26th Apr2019

‘Artic’ Review

by Jak-Luke Sharp

Stars: Mads Mikkelsen, Maria Thelma Smáradóttir | Written by Joe Penna, Ryan Morrison | Directed by Joe Penna

artic-poster

Arctic, directed by Joe Penna, stars Mads Mikkelsen as Overgård (but you won’t really know that in the film) an airline pilot who’s thrust into a life and death situation after his plane crashes and he is stricken alone in the arctic wilderness, with little hope for rescue or survival.

Penna’s film is a broodingly intense and gripping ride with a formidable leading performance from Mikkelsen who utterly conquers the screen with little character and sheer emotive physicality, but the films repetitive nature and predictable story lets down an otherwise strong feature.

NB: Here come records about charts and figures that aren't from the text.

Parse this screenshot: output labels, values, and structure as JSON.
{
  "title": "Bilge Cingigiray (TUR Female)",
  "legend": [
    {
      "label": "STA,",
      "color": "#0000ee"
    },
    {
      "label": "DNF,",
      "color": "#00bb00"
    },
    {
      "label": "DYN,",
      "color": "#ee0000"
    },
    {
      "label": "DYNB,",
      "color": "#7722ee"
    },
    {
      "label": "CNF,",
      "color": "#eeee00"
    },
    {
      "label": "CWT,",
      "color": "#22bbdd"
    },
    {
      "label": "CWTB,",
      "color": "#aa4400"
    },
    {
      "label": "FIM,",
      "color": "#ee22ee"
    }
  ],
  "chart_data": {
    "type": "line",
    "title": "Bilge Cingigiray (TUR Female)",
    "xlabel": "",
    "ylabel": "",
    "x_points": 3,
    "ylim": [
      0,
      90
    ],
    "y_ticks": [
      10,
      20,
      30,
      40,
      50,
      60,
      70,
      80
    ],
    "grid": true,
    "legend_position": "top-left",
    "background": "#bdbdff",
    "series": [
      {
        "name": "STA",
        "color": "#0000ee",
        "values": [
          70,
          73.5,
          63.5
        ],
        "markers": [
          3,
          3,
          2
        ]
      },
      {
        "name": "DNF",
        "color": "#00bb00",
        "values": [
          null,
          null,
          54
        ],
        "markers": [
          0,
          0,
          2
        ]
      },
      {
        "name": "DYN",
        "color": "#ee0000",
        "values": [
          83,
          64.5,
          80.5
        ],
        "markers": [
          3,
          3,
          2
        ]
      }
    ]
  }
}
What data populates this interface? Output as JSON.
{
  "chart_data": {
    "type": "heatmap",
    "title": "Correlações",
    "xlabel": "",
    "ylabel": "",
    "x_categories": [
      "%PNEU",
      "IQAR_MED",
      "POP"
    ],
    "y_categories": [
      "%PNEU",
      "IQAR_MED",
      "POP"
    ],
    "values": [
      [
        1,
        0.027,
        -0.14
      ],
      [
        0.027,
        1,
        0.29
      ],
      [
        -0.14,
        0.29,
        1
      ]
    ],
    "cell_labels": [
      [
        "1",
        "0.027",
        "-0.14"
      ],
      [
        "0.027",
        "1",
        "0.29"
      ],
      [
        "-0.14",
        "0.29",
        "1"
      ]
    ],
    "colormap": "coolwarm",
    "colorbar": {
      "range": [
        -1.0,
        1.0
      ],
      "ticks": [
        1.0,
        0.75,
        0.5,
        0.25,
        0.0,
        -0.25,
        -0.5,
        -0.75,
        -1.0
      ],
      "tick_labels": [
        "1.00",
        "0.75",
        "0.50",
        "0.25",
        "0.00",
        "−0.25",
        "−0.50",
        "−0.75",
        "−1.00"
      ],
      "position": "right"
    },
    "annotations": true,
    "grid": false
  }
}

Undoubtedly the highlight here is the performance of Mads Mikkelsen. The film rests solely on his shoulders, of course, due to him being essentially the only character present, with the fact that this is arguably a silent film that depends on an actor’s ability to be exceptionally emotive without essentially any dialogue. A truly tough test for most, however, Mikkelsen strives with this task and delivers a wonderfully stoic captivating performance that engulfs the screen for the entire ninety-eight-minute running. It’s a running time that on paper doesn’t cause much distress, being relatively short and sweet, yet within the context of the film’s plot, it does drag with an incredibly slow agonising burn. Perhaps that’s the film intention from director Penna and editor Ryan Morrison to craft a sense of tension and atmosphere, but sadly ultimately the payoff is conventional and if anything, slightly underwhelming.

Artic also incorporates a twist of sorts by writers and editor, director Ryan Morrison and Joe Penna respectively that is conveyed in one of the most redundant and unnecessarily excessive sequences solely to cause more of this desired atmosphere. Sadly, it undoubtedly just confirms the filmmakers trying to stretch the run time out with the pacing rather than an integral plot sequence that pushes the characters any further in terms of an arc. But it doesn’t need to outstay its welcome whatsoever, it needs to be in and out in terms of story and plot, otherwise, it begins to recycle itself and that slow antagonising burn becomes an unintentional accessory of the compelling and slick cinematography by Tómas Örn Tómasson… and ultimately we’re just left with something pretty to look at.

Artic is released in the UK on may 10th.